Healthcare applications are the most crucial applications as they directly or indirectly deal with the life of the person. Therefore, testing of healthcare applications becomes important automatically since the end-product of testing is the end user product. Now if we talk about testing, I believe the most important thing that needs to be handled while testing is the test data which we input in the software/application. Input test data can be of any type, like – text, alphanumeric, pdf, audio, video, etc.
The power of any organization comes from the fact that, the more they input the test data into the application, the more they are prone to find issues in the application which in turn can prevent errors in production.

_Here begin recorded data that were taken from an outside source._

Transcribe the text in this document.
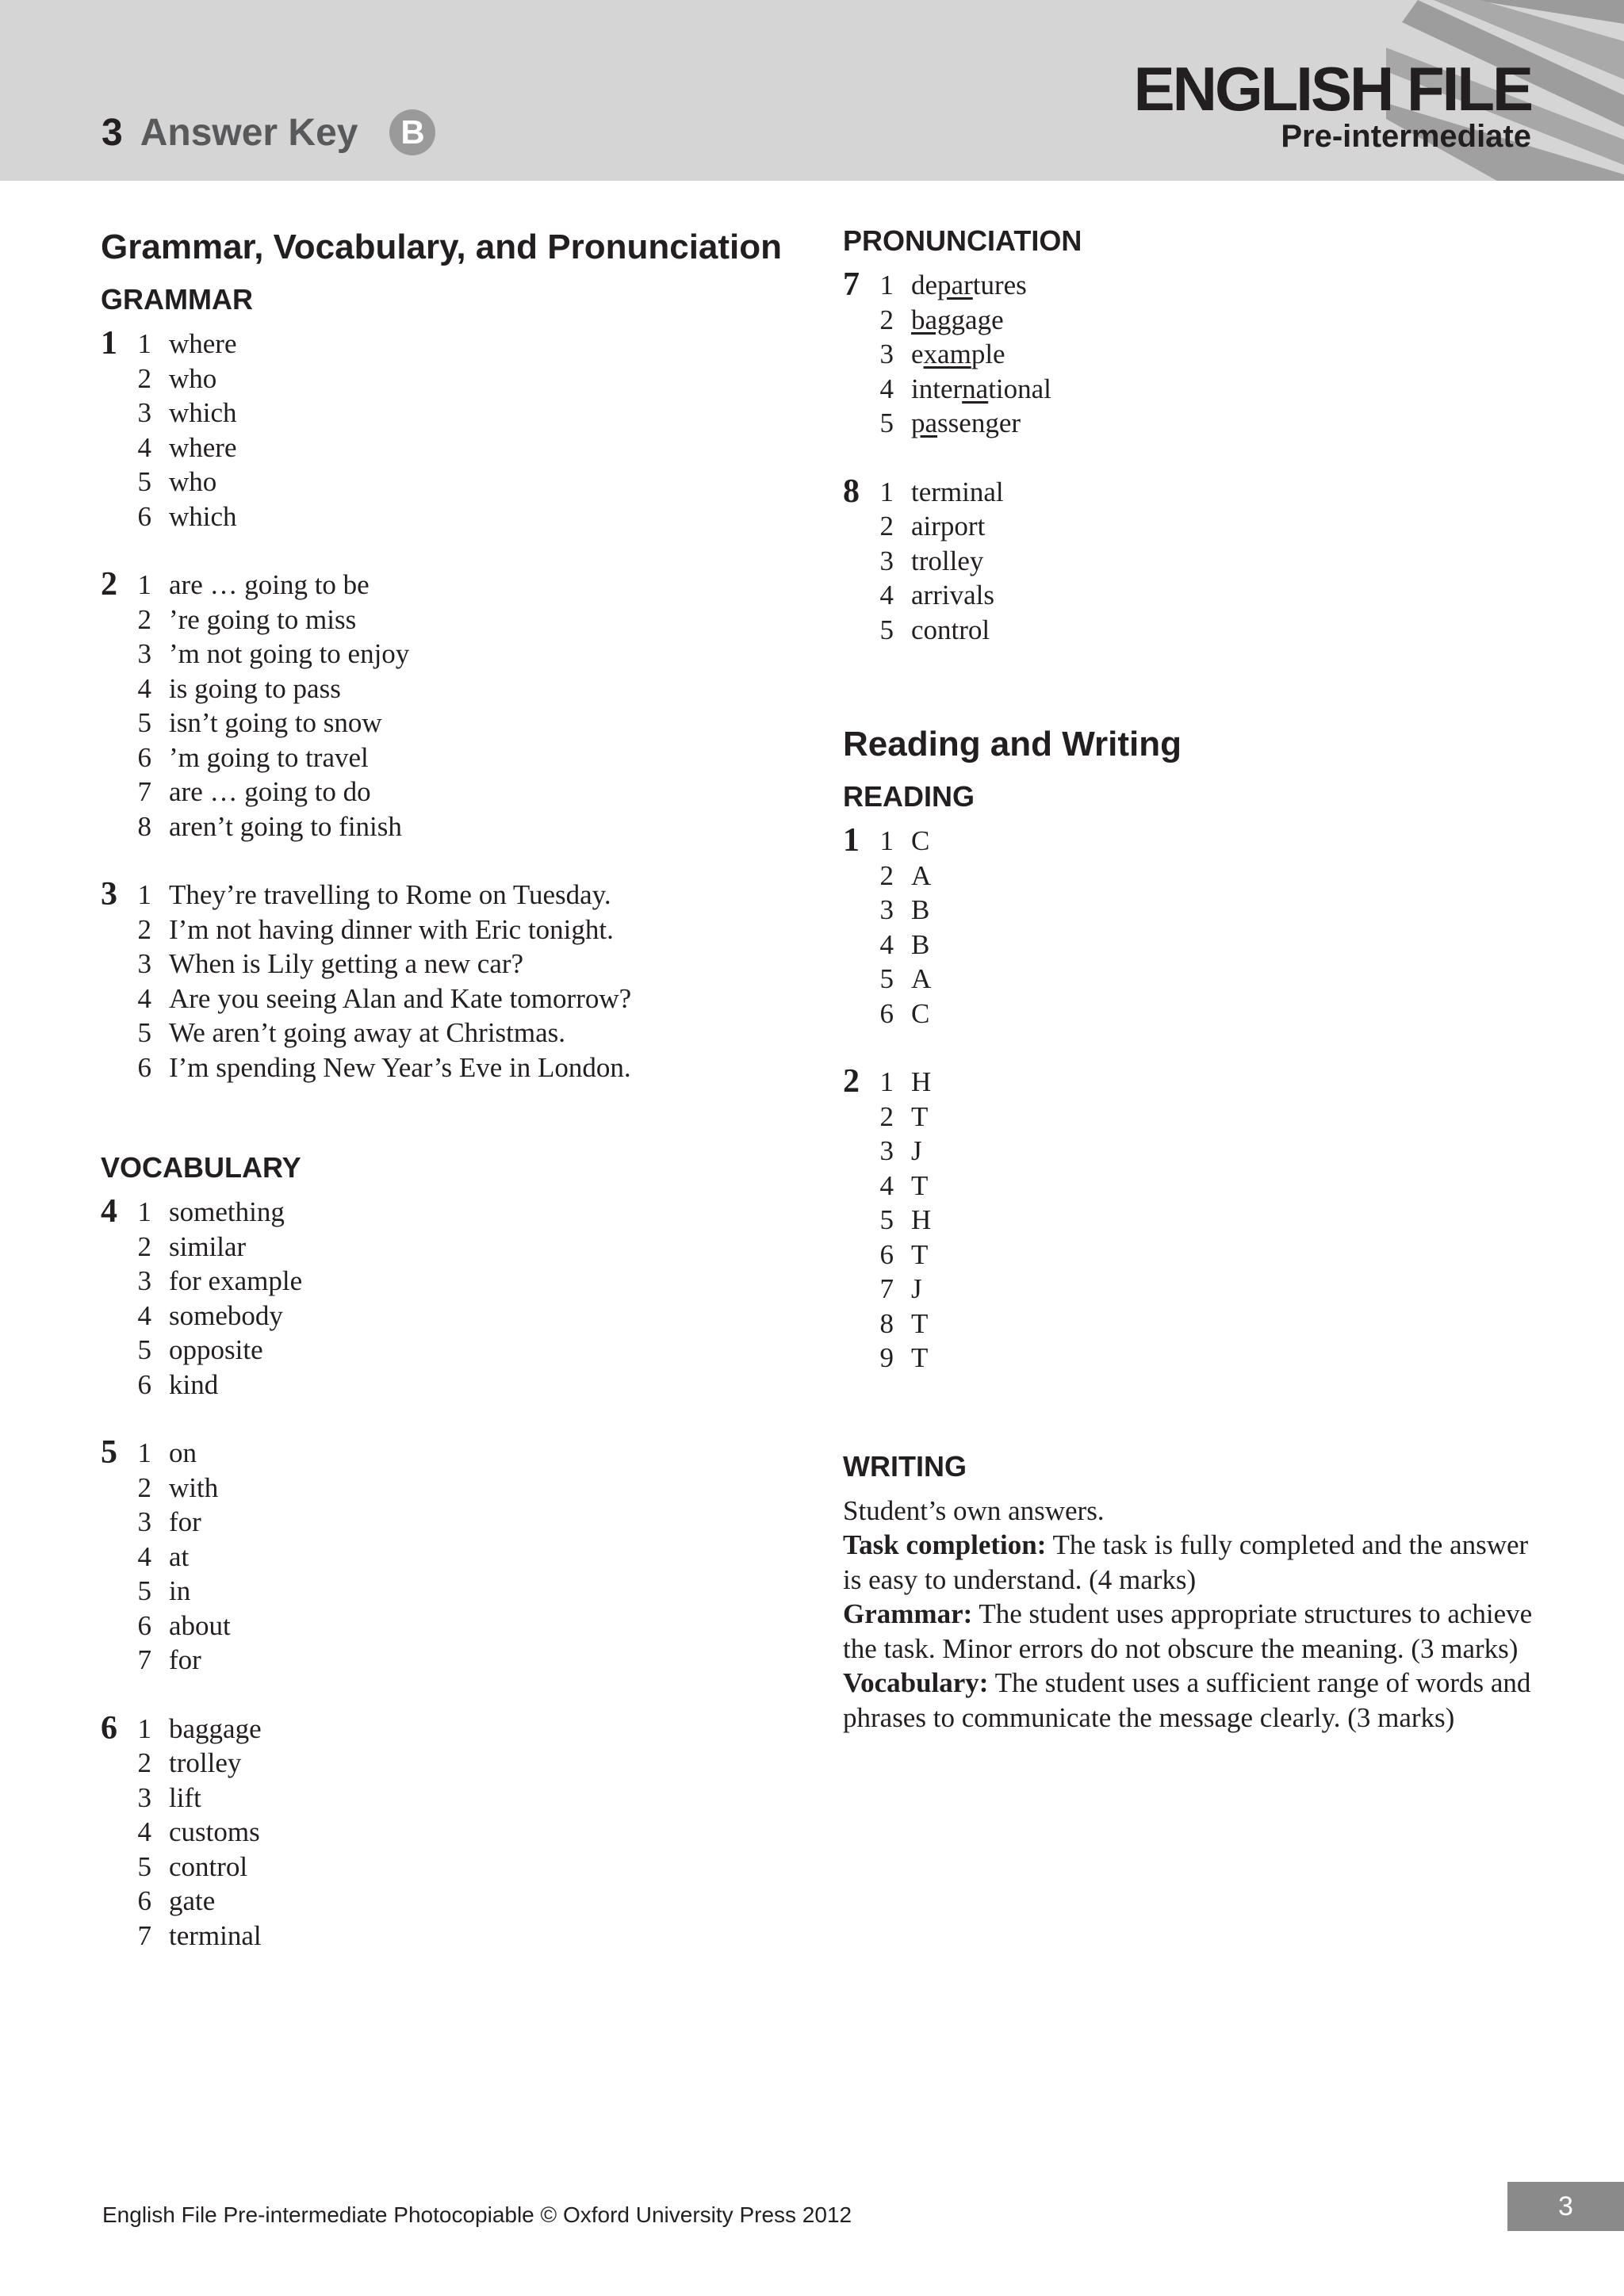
3 Answer Key	B
ENGLISH FILE
Pre-intermediate
Grammar, Vocabulary, and Pronunciation
GRAMMAR
1 1 where
2 who
3 which
4 where
5 who
6 which
2 1 are … going to be
2 ’re going to miss
3 ’m not going to enjoy
4 is going to pass
5 isn’t going to snow
6 ’m going to travel
7 are … going to do
8 aren’t going to finish
3 1 They’re travelling to Rome on Tuesday.
2 I’m not having dinner with Eric tonight.
3 When is Lily getting a new car?
4 Are you seeing Alan and Kate tomorrow?
5 We aren’t going away at Christmas.
6 I’m spending New Year’s Eve in London.
VOCABULARY
4 1 something
2 similar
3 for example
4 somebody
5 opposite
6 kind
5 1 on
2 with
3 for
4 at
5 in
6 about
7 for
6 1 baggage
2 trolley
3 lift
4 customs
5 control
6 gate
7 terminal
PRONUNCIATION
7 1 departures
2 baggage
3 example
4 international
5 passenger
8 1 terminal
2 airport
3 trolley
4 arrivals
5 control
Reading and Writing
READING
1 1 C
2 A
3 B
4 B
5 A
6 C
2 1 H
2 T
3 J
4 T
5 H
6 T
7 J
8 T
9 T
WRITING

Student’s own answers.

Task completion: The task is fully completed and the answer is easy to understand. (4 marks)

Grammar: The student uses appropriate structures to achieve the task. Minor errors do not obscure the meaning. (3 marks)

Vocabulary: The student uses a sufficient range of words and phrases to communicate the message clearly. (3 marks)

English File Pre-intermediate Photocopiable © Oxford University Press 2012	3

So, considering the above fact, the main challenge is to generate different types of test data to provide maximum test coverage for an application.
Ways to Solve the Problem
Approach 1 – Manually create the test data from the required data set with some of the best-guessed selected values, input some of those values and check how the application behaves with those input data.
Pros –
- The human mind can think of some out-of-the-box data which can help us uncover rare hidden defects.
- Experienced person can generate the test data to break the application at its best.
Cons –
- Since it is human dependent there could be a possibility of losing crucial data which may occur in production.
- Less test coverage since not all can be tested.
- The experience of testers might vary therefore some areas of application might remain untested due to a limited data set.
Approach 2 – Automatically generate the test data from the required data set and feed the same data to the application without any manual intervention which will uncover almost all the possible bugs.
Pros –
- Since test data is being generated by the code/machine, a maximum amount of test data can be generated and tested.
- Human effort is less therefore we would get faster results.
- Good test coverage.
Cons-
- Dependency on the machine to generate the test data reduces the out-of-box thinking of the human mind which might uncover the rarest bugs.
How to Use Approach 2
Here are several approaches to generate test data automatically:
1. Use of Test Data Generation Tools
There are various tools specifically designed to generate synthetic data for testing purposes.
Datafaker: A Python package that generates fake data and can be tailored to specific needs, including healthcare.
2. Custom Scripting
Write custom scripts using programming languages like Python, Ruby, or JavaScript. Libraries such as Faker (Python) or Chance.js (JavaScript) can help generate realistic data.
Python Example:
3. Database Anonymization
Use real data (for e.g. – production data if possible) but anonymize it to ensure privacy. This helps us to ensure the application is susceptible to the real time scenarios which will occur while working with the application.
Tools like ARX or NOMAD can help with data anonymization.
ARX: A comprehensive open-source software for anonymizing sensitive personal data.
NOMAD: An open-source data anonymization tool.
4. Synthetic Data Generation
Generating synthetic data that mimics real-world data patterns but does not trace back to real individuals.
Synthea: An open-source synthetic patient generator that models the medical history of synthetic patients.
5. Data Masking Tools
Tools like Informatica or Oracle Data Masking can mask sensitive information in a way that retains the characteristics of the original data.
Informatica: Provides robust data masking capabilities for various types of data.
Oracle Data Masking: Helps protect sensitive data by replacing it with realistic but scrubbed data.
6. Using APIs for Public Data
APIs from public health data sources can be utilized to fetch real but anonymized data:
CDC APIs: Provide access to a variety of public health data.
HealthData.gov APIs: Provide datasets and APIs for various health-related data.
7. Combining Real and Synthetic Data
Combine real anonymized data with synthetic data to create a comprehensive dataset.
Start with a base of real anonymized patient data.
Enhance it with synthetic data to simulate various scenarios.
Best Practices for Test Data Generation
- Data Privacy: Ensure all test data complies with relevant privacy regulations (e.g., HIPAA in the US, GDPR in Europe).
- Data Validity: Ensure the synthetic data maintains the logical consistency and integrity of real data.
- Volume and Variety: Generate enough data to cover various test scenarios, including edge cases.
- Maintainability: Write modular and reusable scripts to facilitate ongoing data generation.
- Example Workflow
- Define Schema: Determine the structure and fields required for the test data.
- Select Tools: Choose appropriate tools or libraries for data generation.
- Script Development: Write scripts to generate or fetch the data.
- Data Validation: Validate generated data for consistency and correctness.
- Integration: Integrate the generated data into your testing environment.
- By following these approaches, you can automate the process of generating realistic test data for your healthcare application, ensuring that your tests are thorough and reliable.
Conclusion
Harnessing the power of test data generation is essential for enhancing the functionality of health apps. It supports the development of more accurate, reliable, and user-friendly applications while ensuring security and compliance. Moreover, it facilitates agile development practices and supports the integration of advanced technologies like AI. As the digital health sector continues to grow, leveraging test data generation will be a crucial factor in the success and impact of health applications.